Non c’è che dire, questo non è
proprio un governo di pacificazione! Ogni dichiarazione, atto o, peggio, azione
governativa è sempre accompagnato da un lungo coro di critiche se non di
insulti, soprattutto dalla sinistra sindacale e dalla rinascente destra. Il
provvedimento che ha sollevato maggiori mobilitazioni e contestazioni è
sicuramente il Jobs Act, la riforma del lavoro, che porta con sé tutte le
polemiche legate al famoso articolo 18. Forse, per una volta, è utile fare qualche
richiamo storico.
Lo Statuto dei Lavoratori, del
1970, è ancora oggi l’ossatura portante dell’attuale diritto di lavoro
italiano: regola i rapporti fra il datore di retribuzione e i lavoratori,
sancisce i diritti di questi ultimi e la loro rappresentanza sindacale. Fu una
cosa fondamentale e di grande rilevanza per l’Italia dell’epoca, ma stiamo
parlando di più di quarant’anni fa, i tempi in cui i Beatles pubblicavano il
loro ultimo album, il muro di Berlino era ancora bello saldo ed era appena
terminato l’autunno caldo del ‘68. L’articolo 18 prevede l’obbligo di reintegro
del lavoratore in caso di licenziamento illegittimo, cioè discriminatorio, ingiustificato
o dovuto a motivi economici. Benissimo, ma come spesso succede nel Belpaese, c’è
un inghippo: sono i giudici a dover valutare se un licenziamento è legittimo o
meno, e di conseguenza l’obbligo di reintegro, perché non riguarda la condotta
materiale, ma il fatto giuridico. Passando dalla teoria alla pratica, ciò
significa che non è affatto scontato che un dipendente, sorpreso a rubare in
fabbrica, si possa licenziare, come dimostrano vari e recenti fatti di cronaca.

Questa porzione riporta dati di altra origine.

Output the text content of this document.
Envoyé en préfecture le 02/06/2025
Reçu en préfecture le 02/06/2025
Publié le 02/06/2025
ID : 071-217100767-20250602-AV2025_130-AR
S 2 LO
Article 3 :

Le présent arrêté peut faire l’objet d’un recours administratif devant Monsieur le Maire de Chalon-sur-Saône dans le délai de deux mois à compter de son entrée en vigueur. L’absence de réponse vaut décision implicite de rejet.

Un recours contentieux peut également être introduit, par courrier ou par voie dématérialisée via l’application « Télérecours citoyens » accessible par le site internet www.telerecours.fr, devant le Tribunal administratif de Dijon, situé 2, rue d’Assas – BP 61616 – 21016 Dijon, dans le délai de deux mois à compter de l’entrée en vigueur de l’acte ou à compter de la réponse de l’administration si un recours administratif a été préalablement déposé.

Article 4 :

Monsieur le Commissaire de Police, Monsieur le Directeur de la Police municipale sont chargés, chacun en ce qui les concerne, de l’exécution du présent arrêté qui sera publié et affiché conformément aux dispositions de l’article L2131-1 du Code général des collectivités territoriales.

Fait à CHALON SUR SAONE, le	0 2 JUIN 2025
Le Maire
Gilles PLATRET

I sindacati, soprattutto la CGIL
con la sua piazza da un milione di persone, vedono ogni riforma come un
potenziale pericolo per i diritti acquisisti dai lavoratori, in particolar modo
di questo punto. Dall’altro lato, il provvedimento-cavallo di battaglia del
governo propone una nuova disciplina per i licenziamenti di natura economica, con
compensazioni monetarie certe e crescenti in proporzione all’anzianità aziendale
del lavoratore, riportando la nostra legislazione agli standard dell’Europa, in
particolare del Nord del continente. Oltre a questo spinoso tema, all’interno
della legge delega appena sfornata dal Parlamento e dai prossimi decreti
delegati, sono contenuti molti altri importanti aspetti, dalla maternità per
tutte le lavoratrici a prescindere dalla tipologia di contratto, all’istituzione
dell’Agenzia Nazionale per l’Occupazione o al salario minimo garantito e
aggiornato periodicamente. Questi e altri provvedimenti sono tesi a rendere più
flessibile il mercato del lavoro e a semplificare le lunghe e onerose procedure
burocratiche.
Fra i punti di maggior rilievo
della riforma troviamo quello riguardante le tipologie di contratto: il simbolo
stesso del precariato, il contratto di collaborazione a progetto, viene abolito
favorendo, grazie a degli sgravi fiscali, i contratti a tempo indeterminato,
come richiede l’attuale normativa europea. La semplificazione del diritto del lavoro
e la conseguente certezza delle regole dovrebbe, insieme alla tanto attesa
riforma della giustizia civile, aiutare a fare aumentare gli investimenti esteri
nel nostro Paese. Sulla carta tutte queste cose piacciono a molti, ma prima di
cantar vittoria sarà bene aspettare che le nuove norme entrino in vigore, ed
essenziale in questo senso saranno i decreti attuativi, ma soprattutto
essenziale sarà la risposta del mercato a queste novità.